Oral rehydration solution (ORS), a simple mixture of salt, water, and sugar, was first introduced in the 1970s to reverse dehydration caused by severe diarrhea. Due to its simplicity, low cost, and high effectiveness, it was heralded as one of the most important medical achievements of the last century. Since its introduction, it is estimated to have saved a whopping 50 million lives from diarrhea.
A persistent threat
While the world has witnessed a dramatic decline in preventable child deaths over the past two decades, more than half a million children each year still lose their lives to diarrhea, and it remains the second leading killer disease of children worldwide. For children who survive, a bout of diarrhea can have persistent effects. The World Health Organization (WHO) estimates that 50 percent of malnutrition is associated with repeated diarrhea. In addition, when a child is malnourished or regularly ill during the first few years of life, there are associated negative effects on future cognitive development, education, and productivity.
Why isn’t ORS working?
If all caregivers could access and use ORS, diarrhea deaths would drop by a staggering 93 percent, but despite early success, ORS coverage remains low. In areas where it is needed most, only 35 percent of children with diarrhea receive oral rehydration therapy. One explanation for this is that, although ORS is a reliable treatment for reversing dehydration, its benefits are not immediately perceptible to caregivers. Seeing no change in a child’s diarrhea, caregivers may select other treatment, such as antibiotics, which do not rehydrate, have limited effectiveness, and contribute to antibiotic resistance.

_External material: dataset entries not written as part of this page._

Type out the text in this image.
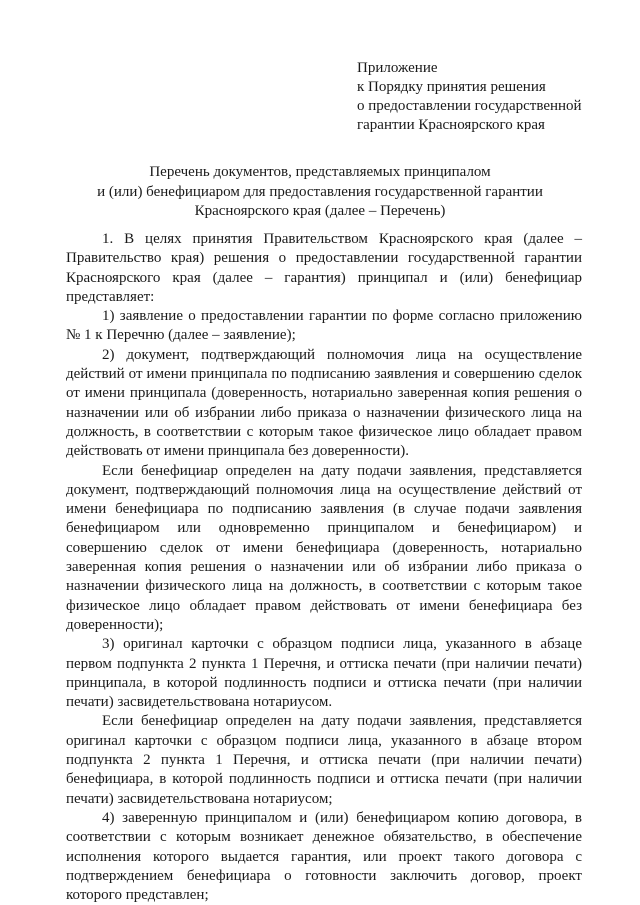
Приложение
к Порядку принятия решения
о предоставлении государственной
гарантии Красноярского края
Перечень документов, представляемых принципалом
и (или) бенефициаром для предоставления государственной гарантии
Красноярского края (далее – Перечень)

1. В целях принятия Правительством Красноярского края (далее – Правительство края) решения о предоставлении государственной гарантии Красноярского края (далее – гарантия) принципал и (или) бенефициар представляет:

1) заявление о предоставлении гарантии по форме согласно приложению № 1 к Перечню (далее – заявление);

2) документ, подтверждающий полномочия лица на осуществление действий от имени принципала по подписанию заявления и совершению сделок от имени принципала (доверенность, нотариально заверенная копия решения о назначении или об избрании либо приказа о назначении физического лица на должность, в соответствии с которым такое физическое лицо обладает правом действовать от имени принципала без доверенности).

Если бенефициар определен на дату подачи заявления, представляется документ, подтверждающий полномочия лица на осуществление действий от имени бенефициара по подписанию заявления (в случае подачи заявления бенефициаром или одновременно принципалом и бенефициаром) и совершению сделок от имени бенефициара (доверенность, нотариально заверенная копия решения о назначении или об избрании либо приказа о назначении физического лица на должность, в соответствии с которым такое физическое лицо обладает правом действовать от имени бенефициара без доверенности);

3) оригинал карточки с образцом подписи лица, указанного в абзаце первом подпункта 2 пункта 1 Перечня, и оттиска печати (при наличии печати) принципала, в которой подлинность подписи и оттиска печати (при наличии печати) засвидетельствована нотариусом.

Если бенефициар определен на дату подачи заявления, представляется оригинал карточки с образцом подписи лица, указанного в абзаце втором подпункта 2 пункта 1 Перечня, и оттиска печати (при наличии печати) бенефициара, в которой подлинность подписи и оттиска печати (при наличии печати) засвидетельствована нотариусом;

4) заверенную принципалом и (или) бенефициаром копию договора, в соответствии с которым возникает денежное обязательство, в обеспечение исполнения которого выдается гарантия, или проект такого договора с подтверждением бенефициара о готовности заключить договор, проект которого представлен;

Additionally, while coverage for diarrhea treatment remains low in Africa, it’s not alone. Since 2000, data suggest little or no progress in expanding treatment coverage for other major childhood illnesses, including malaria and pneumonia. Although effective solutions to prevent and treat these diseases are available, gaps in case management and a lack of integrated, community-based treatment, have left vulnerable children, particularly the poor and malnourished in remote regions, unprotected.

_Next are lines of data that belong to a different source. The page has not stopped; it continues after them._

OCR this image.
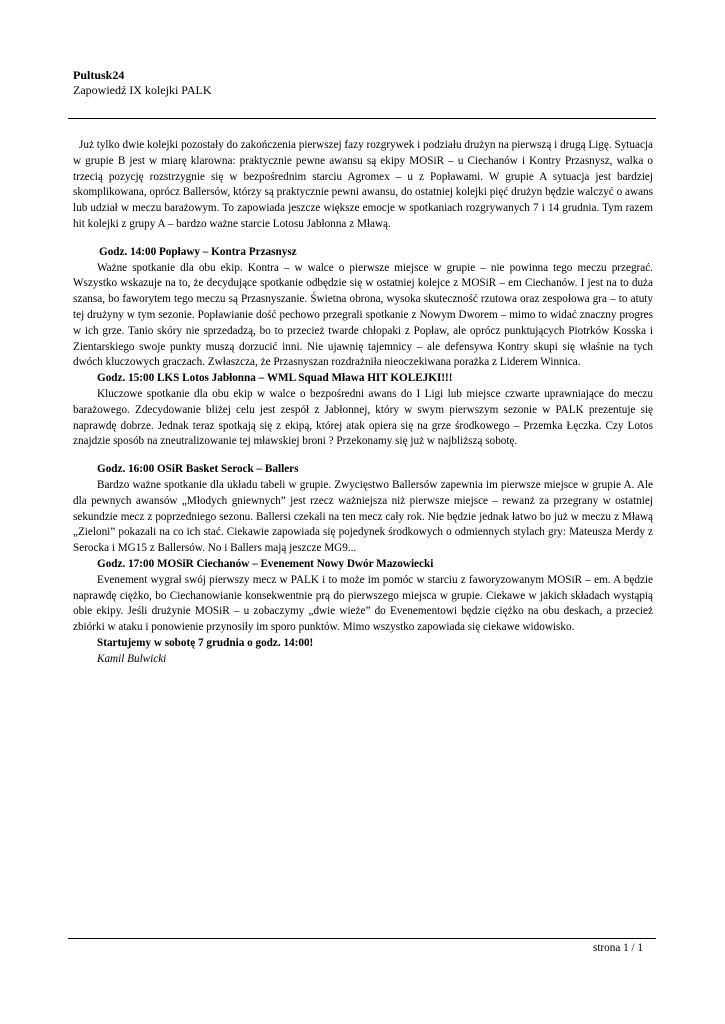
Pultusk24
Zapowiedź IX kolejki PALK

Już tylko dwie kolejki pozostały do zakończenia pierwszej fazy rozgrywek i podziału drużyn na pierwszą i drugą Ligę. Sytuacja w grupie B jest w miarę klarowna: praktycznie pewne awansu są ekipy MOSiR – u Ciechanów i Kontry Przasnysz, walka o trzecią pozycję rozstrzygnie się w bezpośrednim starciu Agromex – u z Popławami. W grupie A sytuacja jest bardziej skomplikowana, oprócz Ballersów, którzy są praktycznie pewni awansu, do ostatniej kolejki pięć drużyn będzie walczyć o awans lub udział w meczu barażowym. To zapowiada jeszcze większe emocje w spotkaniach rozgrywanych 7 i 14 grudnia. Tym razem hit kolejki z grupy A – bardzo ważne starcie Lotosu Jabłonna z Mławą.

Godz. 14:00 Popławy – Kontra Przasnysz

Ważne spotkanie dla obu ekip. Kontra – w walce o pierwsze miejsce w grupie – nie powinna tego meczu przegrać. Wszystko wskazuje na to, że decydujące spotkanie odbędzie się w ostatniej kolejce z MOSiR – em Ciechanów. I jest na to duża szansa, bo faworytem tego meczu są Przasnyszanie. Świetna obrona, wysoka skuteczność rzutowa oraz zespołowa gra – to atuty tej drużyny w tym sezonie. Popławianie dość pechowo przegrali spotkanie z Nowym Dworem – mimo to widać znaczny progres w ich grze. Tanio skóry nie sprzedadzą, bo to przecież twarde chłopaki z Popław, ale oprócz punktujących Piotrków Kosska i Zientarskiego swoje punkty muszą dorzucić inni. Nie ujawnię tajemnicy – ale defensywa Kontry skupi się właśnie na tych dwóch kluczowych graczach. Zwłaszcza, że Przasnyszan rozdrażniła nieoczekiwana porażka z Liderem Winnica.

Godz. 15:00 LKS Lotos Jabłonna – WML Squad Mława HIT KOLEJKI!!!

Kluczowe spotkanie dla obu ekip w walce o bezpośredni awans do I Ligi lub miejsce czwarte uprawniające do meczu barażowego. Zdecydowanie bliżej celu jest zespół z Jabłonnej, który w swym pierwszym sezonie w PALK prezentuje się naprawdę dobrze. Jednak teraz spotkają się z ekipą, której atak opiera się na grze środkowego – Przemka Łęczka. Czy Lotos znajdzie sposób na zneutralizowanie tej mławskiej broni ? Przekonamy się już w najbliższą sobotę.

Godz. 16:00 OSiR Basket Serock – Ballers

Bardzo ważne spotkanie dla układu tabeli w grupie. Zwycięstwo Ballersów zapewnia im pierwsze miejsce w grupie A. Ale dla pewnych awansów „Młodych gniewnych” jest rzecz ważniejsza niż pierwsze miejsce – rewanż za przegrany w ostatniej sekundzie mecz z poprzedniego sezonu. Ballersi czekali na ten mecz cały rok. Nie będzie jednak łatwo bo już w meczu z Mławą „Zieloni” pokazali na co ich stać. Ciekawie zapowiada się pojedynek środkowych o odmiennych stylach gry: Mateusza Merdy z Serocka i MG15 z Ballersów. No i Ballers mają jeszcze MG9...

Godz. 17:00 MOSiR Ciechanów – Evenement Nowy Dwór Mazowiecki

Evenement wygrał swój pierwszy mecz w PALK i to może im pomóc w starciu z faworyzowanym MOSiR – em. A będzie naprawdę ciężko, bo Ciechanowianie konsekwentnie prą do pierwszego miejsca w grupie. Ciekawe w jakich składach wystąpią obie ekipy. Jeśli drużynie MOSiR – u zobaczymy „dwie wieże” do Evenementowi będzie ciężko na obu deskach, a przecież zbiórki w ataku i ponowienie przynosiły im sporo punktów. Mimo wszystko zapowiada się ciekawe widowisko.

Startujemy w sobotę 7 grudnia o godz. 14:00!

Kamil Bulwicki

strona 1 / 1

Combining ORS with an integrated approach to care
With the goal of ending preventable child deaths from pneumonia and diarrhea by 2025, WHO and UNICEF last year launched the Global Action Plan for the Prevention and Control of Pneumonia and Diarrhea (GAPPD), which seeks to improve access to proven interventions. Because both diseases are caused by multiple factors that cannot be defeated with a single disease-focused intervention, this new framework more efficiently and effectively fights diarrhea and pneumonia through complementary solutions, like improved nutrition and vaccines, and integrated case management.

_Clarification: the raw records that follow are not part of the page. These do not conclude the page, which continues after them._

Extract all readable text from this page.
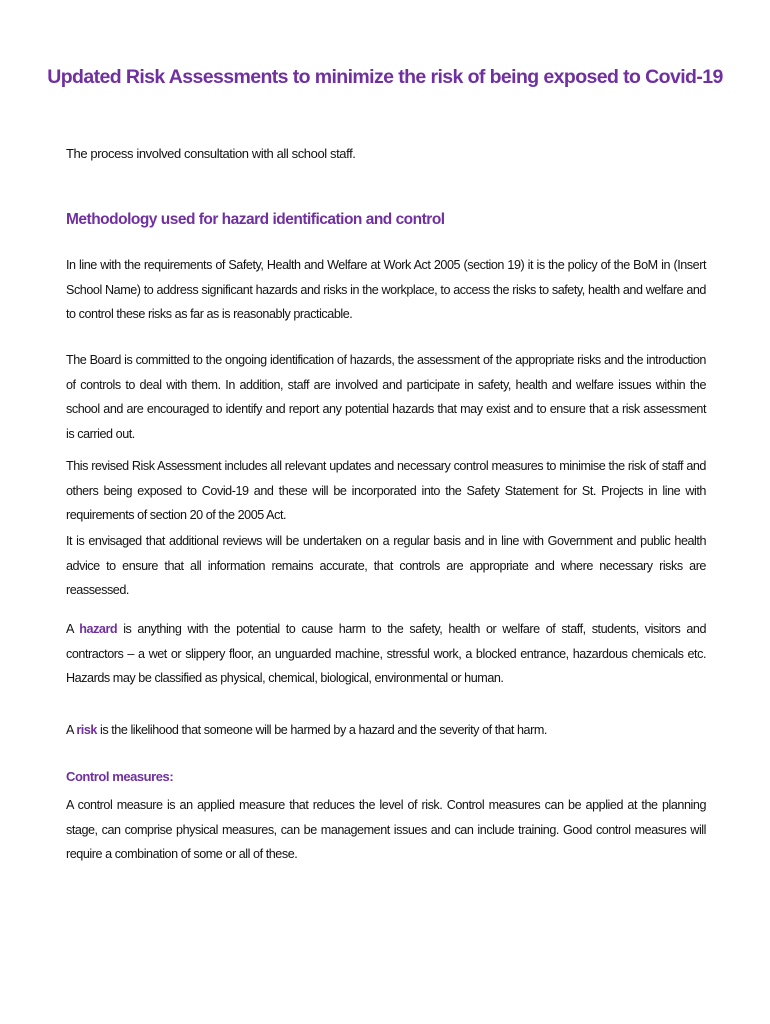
Updated Risk Assessments to minimize the risk of being exposed to Covid-19
The process involved consultation with all school staff.
Methodology used for hazard identification and control
In line with the requirements of Safety, Health and Welfare at Work Act 2005 (section 19) it is the policy of the BoM in (Insert School Name) to address significant hazards and risks in the workplace, to access the risks to safety, health and welfare and to control these risks as far as is reasonably practicable.
The Board is committed to the ongoing identification of hazards, the assessment of the appropriate risks and the introduction of controls to deal with them. In addition, staff are involved and participate in safety, health and welfare issues within the school and are encouraged to identify and report any potential hazards that may exist and to ensure that a risk assessment is carried out.
This revised Risk Assessment includes all relevant updates and necessary control measures to minimise the risk of staff and others being exposed to Covid-19 and these will be incorporated into the Safety Statement for St. Projects in line with requirements of section 20 of the 2005 Act.
It is envisaged that additional reviews will be undertaken on a regular basis and in line with Government and public health advice to ensure that all information remains accurate, that controls are appropriate and where necessary risks are reassessed.
A hazard is anything with the potential to cause harm to the safety, health or welfare of staff, students, visitors and contractors – a wet or slippery floor, an unguarded machine, stressful work, a blocked entrance, hazardous chemicals etc. Hazards may be classified as physical, chemical, biological, environmental or human.
A risk is the likelihood that someone will be harmed by a hazard and the severity of that harm.
Control measures:
A control measure is an applied measure that reduces the level of risk. Control measures can be applied at the planning stage, can comprise physical measures, can be management issues and can include training. Good control measures will require a combination of some or all of these.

Though highly effective and inexpensive, ORS alone cannot defeat diarrheal disease. Taking on this stubborn and persistent threat requires a multipronged approach that combines all available solutions including new and improved drugs, vaccines, proper nutrition, exclusive breastfeeding, improved handwashing and sanitation, availability of safe drinking water, and greater access to effective treatments like ORS and zinc supplements. It will also require training for caregivers and community health workers linked to an effective and responsive health care system as part of GAPPD.